The author creates characters that are appealing or lively and if not, we learn to care for them. Crystal drives a sugar beet truck for 12 hours each night to take the beets from the fields to the processing plant. I think she was my favorite, perhaps because the spaghetti sauce she made was like the one I love:  carrots, onion, garlic, basil, oregano, tomatoes, and tomato paste. I never knew of anyone else who makes spaghetti sauce with carrots in it.

Perhaps the most interestingly developed character is Winnie, whose husband’s family bought up her family farm when the industrialized sugar beet farming took over. We first meet her engineering the marriage of Kismet to her son and assume she just wants to have a fancy wedding to plan. Then she traps Kismet on the farm and we think Winnie just wants someone to clean the house which literally hadn’t happened for months. Then we learn Winnie was doing this to save her son and perhaps herself after a terrible accident. And finally Winnie turns out to be a voice opposing the monoculture farming that was killing the birds and insects but wasn’t so good at killing the weeds.

Kismet is the recent high school graduate daughter of Crystal and is a recovering goth who had worked at the local diner. When she lands at the farm, she willingly puts Winnie’s life back on track with her hard work. The only way she could get into town to visit her mother was driving an antique tractor that was so slow and bumpy that she could hardly walk after arriving. Although Kismet was in love with Hugo, she was unable to resist Gary whose need for her was apparently his best feature. Hugo’s mother owned the used bookstore where he helped out and like bookstore employees in Erdrich’s other books, he was prepared to recommend books to help customers. In his case he was even willing to suggest a book to Gary when he asked for “an instruction manual, like, for sex.”

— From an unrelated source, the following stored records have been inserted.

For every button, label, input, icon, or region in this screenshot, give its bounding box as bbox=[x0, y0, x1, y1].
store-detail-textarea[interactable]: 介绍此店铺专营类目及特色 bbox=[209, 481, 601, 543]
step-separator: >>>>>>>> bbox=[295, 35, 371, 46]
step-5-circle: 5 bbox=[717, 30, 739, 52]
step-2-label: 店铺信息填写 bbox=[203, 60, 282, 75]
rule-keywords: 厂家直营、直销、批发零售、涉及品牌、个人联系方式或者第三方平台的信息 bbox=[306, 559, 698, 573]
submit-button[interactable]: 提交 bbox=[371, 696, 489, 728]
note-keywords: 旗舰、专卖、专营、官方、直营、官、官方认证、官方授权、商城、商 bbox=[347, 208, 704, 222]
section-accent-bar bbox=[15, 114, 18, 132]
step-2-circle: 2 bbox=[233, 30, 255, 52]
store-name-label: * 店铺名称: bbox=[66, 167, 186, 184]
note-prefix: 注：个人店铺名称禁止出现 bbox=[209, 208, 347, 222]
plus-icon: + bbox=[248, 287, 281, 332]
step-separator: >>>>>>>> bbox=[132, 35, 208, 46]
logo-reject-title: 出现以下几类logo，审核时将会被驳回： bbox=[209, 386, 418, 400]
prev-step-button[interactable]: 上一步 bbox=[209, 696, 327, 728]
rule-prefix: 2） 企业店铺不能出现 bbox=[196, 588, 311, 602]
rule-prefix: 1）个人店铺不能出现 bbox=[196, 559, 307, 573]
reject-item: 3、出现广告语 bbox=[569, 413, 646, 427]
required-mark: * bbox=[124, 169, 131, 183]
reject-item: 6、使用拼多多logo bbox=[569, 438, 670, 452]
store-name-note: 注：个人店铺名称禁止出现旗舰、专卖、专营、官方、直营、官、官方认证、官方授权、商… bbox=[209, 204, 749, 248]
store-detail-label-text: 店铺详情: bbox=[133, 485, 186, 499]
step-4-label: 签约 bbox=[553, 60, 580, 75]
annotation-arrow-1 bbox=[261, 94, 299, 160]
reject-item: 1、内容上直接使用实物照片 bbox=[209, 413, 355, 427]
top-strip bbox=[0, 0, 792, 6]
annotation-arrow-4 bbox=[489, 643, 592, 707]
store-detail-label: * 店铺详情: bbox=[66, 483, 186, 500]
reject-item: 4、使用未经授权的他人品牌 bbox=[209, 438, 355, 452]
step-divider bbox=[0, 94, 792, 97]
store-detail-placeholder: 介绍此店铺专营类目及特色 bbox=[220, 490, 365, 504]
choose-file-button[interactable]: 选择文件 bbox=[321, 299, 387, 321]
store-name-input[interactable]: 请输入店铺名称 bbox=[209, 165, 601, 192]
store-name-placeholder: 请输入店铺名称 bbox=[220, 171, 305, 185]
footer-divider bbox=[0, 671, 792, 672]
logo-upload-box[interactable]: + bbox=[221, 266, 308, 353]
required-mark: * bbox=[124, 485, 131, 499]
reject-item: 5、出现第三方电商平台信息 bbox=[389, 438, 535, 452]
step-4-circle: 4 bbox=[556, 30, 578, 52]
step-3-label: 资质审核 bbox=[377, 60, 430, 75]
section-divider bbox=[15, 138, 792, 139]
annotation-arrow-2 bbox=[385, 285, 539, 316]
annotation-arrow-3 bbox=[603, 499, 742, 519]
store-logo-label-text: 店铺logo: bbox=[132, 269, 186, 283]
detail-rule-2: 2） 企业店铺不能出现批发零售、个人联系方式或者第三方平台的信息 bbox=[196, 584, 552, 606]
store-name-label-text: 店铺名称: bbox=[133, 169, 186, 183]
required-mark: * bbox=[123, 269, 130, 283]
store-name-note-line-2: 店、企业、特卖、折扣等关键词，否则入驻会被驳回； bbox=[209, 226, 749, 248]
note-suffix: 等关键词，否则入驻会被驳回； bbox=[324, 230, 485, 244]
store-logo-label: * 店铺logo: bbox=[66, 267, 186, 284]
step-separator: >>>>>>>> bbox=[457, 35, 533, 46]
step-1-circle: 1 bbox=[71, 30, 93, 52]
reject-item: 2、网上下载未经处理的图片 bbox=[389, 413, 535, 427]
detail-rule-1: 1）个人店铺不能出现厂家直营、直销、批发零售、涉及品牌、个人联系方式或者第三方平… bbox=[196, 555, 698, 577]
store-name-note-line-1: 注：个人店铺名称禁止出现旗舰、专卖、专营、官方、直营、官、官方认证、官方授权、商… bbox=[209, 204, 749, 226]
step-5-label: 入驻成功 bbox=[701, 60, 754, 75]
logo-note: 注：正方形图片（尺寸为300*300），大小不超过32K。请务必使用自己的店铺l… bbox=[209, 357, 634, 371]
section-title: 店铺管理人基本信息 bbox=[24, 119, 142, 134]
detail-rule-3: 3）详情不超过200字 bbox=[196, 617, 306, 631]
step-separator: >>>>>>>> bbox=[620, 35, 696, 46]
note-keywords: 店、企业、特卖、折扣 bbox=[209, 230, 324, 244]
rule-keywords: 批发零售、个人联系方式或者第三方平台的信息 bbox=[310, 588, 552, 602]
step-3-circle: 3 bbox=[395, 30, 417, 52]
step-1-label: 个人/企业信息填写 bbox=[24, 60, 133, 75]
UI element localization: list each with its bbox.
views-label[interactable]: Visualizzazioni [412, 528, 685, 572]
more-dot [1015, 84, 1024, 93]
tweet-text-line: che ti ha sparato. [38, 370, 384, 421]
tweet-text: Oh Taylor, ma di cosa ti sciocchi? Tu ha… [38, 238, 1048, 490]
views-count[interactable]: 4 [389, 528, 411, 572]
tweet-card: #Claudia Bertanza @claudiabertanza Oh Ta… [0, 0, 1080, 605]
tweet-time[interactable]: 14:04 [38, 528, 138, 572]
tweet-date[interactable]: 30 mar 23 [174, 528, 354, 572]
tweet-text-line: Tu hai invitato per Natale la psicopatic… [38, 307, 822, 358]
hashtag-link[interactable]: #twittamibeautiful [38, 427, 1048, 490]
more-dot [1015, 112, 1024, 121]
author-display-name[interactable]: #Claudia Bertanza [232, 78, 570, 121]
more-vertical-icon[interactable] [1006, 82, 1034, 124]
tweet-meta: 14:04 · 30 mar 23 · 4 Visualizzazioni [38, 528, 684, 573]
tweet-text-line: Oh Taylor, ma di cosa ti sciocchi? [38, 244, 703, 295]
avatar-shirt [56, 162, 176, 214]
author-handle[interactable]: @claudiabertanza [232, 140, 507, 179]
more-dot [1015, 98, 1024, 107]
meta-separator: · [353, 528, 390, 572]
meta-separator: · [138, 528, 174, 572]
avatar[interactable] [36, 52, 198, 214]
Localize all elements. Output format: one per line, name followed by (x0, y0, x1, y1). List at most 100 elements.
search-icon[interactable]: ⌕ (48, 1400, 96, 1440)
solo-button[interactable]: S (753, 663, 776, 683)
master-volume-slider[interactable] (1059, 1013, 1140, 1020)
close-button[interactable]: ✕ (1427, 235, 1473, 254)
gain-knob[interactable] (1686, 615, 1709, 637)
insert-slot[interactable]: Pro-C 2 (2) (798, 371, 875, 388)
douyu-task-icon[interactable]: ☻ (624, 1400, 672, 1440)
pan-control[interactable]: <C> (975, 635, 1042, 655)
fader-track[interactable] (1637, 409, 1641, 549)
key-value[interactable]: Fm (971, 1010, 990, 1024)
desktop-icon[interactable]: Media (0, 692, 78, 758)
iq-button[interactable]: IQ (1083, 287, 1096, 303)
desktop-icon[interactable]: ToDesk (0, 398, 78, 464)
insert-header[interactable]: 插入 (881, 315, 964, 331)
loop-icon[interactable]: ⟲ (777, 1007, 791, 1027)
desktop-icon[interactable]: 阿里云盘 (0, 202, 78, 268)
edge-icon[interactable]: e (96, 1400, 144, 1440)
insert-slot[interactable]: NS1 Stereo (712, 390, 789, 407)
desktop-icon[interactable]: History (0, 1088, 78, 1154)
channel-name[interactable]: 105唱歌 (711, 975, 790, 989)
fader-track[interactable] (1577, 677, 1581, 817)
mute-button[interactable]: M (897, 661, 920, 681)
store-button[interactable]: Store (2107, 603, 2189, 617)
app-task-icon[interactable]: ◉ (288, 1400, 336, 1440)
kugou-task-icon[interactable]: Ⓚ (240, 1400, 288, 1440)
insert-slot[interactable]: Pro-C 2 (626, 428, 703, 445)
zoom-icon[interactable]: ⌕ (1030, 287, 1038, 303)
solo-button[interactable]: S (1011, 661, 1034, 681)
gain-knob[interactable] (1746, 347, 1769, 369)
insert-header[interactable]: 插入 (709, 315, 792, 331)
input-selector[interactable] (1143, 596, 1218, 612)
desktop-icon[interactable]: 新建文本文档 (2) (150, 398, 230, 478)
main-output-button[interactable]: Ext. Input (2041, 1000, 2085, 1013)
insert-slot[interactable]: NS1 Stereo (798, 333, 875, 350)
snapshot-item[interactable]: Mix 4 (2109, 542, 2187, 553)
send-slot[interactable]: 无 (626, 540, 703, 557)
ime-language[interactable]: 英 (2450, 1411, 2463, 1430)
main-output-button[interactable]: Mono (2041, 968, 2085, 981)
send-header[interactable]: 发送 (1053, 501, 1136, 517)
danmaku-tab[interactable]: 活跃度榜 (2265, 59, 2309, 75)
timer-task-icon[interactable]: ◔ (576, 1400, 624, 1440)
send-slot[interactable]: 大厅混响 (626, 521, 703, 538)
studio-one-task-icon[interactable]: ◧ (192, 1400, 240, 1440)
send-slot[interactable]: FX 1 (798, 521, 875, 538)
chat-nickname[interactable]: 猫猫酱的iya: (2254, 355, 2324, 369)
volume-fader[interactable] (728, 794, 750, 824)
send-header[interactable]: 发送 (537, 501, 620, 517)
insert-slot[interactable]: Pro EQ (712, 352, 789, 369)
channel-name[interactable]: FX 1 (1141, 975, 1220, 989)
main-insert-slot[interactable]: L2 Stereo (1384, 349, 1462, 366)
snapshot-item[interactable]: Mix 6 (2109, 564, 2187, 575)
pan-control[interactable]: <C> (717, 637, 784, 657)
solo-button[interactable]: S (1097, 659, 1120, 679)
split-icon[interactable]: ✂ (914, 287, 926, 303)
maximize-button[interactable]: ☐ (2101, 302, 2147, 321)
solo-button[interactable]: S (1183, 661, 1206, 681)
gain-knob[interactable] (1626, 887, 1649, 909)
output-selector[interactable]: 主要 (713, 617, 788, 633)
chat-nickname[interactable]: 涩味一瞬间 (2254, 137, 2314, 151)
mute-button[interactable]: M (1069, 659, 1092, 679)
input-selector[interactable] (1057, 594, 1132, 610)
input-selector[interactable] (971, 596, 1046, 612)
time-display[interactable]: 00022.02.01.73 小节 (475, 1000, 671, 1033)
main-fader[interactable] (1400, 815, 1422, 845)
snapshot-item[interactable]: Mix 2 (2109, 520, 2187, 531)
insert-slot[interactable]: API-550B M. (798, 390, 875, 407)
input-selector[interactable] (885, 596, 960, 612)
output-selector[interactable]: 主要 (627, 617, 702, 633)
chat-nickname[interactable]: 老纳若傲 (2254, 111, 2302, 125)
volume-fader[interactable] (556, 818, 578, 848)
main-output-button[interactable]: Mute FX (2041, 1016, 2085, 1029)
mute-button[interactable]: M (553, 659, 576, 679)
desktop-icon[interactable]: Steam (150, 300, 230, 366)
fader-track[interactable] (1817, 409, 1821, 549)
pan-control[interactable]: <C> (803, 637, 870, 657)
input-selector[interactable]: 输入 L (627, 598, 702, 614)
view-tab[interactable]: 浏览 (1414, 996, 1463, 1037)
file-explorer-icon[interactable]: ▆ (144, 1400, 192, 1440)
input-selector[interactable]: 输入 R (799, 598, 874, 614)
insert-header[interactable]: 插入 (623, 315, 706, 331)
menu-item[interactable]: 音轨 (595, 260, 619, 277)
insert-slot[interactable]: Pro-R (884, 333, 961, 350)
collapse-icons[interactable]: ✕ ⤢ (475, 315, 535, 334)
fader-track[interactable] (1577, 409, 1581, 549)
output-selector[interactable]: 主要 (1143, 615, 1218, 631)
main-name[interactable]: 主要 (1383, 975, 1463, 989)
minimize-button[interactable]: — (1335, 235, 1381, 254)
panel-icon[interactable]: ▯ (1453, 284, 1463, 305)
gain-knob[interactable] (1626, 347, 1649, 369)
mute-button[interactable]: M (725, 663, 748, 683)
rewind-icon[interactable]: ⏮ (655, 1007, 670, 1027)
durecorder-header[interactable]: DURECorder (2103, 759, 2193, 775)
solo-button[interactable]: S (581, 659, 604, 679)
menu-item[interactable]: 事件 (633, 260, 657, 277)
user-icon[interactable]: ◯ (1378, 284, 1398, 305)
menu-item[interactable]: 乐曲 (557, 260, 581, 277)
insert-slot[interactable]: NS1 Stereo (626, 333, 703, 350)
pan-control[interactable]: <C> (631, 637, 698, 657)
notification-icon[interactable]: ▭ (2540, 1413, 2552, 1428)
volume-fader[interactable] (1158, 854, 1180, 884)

The accident Winnie and others in the town were coping with was mentioned multiple times before it was described in detail. The details were horrific and I am left to wonder if those details were required for the book to have its impact. I’m not sure.

Brothers Diz and Gusty (Gary’s father and uncle) note that although they had proactively sprayed a field for lambsquarters, it was back. If you read about lambsquarters in Wikipedia, you learn it is a highly nutritious plant. The author says, “The rough-cut men were preparing to eradicate one of the most nutritious plants on earth in favor of growing the sugar beet, perhaps the least nutritious plant on earth.” And all the poison they put on the field would not eradicate it.

I really love this book and its characters and I haven’t even mentioned the oddest character of the group, Martin Poe, Kismet’s father. It was fun and informative to read and I have the feeling the author enjoyed writing it.

Louise Erdrich, The Mighty Red, Harper, 2024, 372 pages (I read the kindle version). Available in the public library.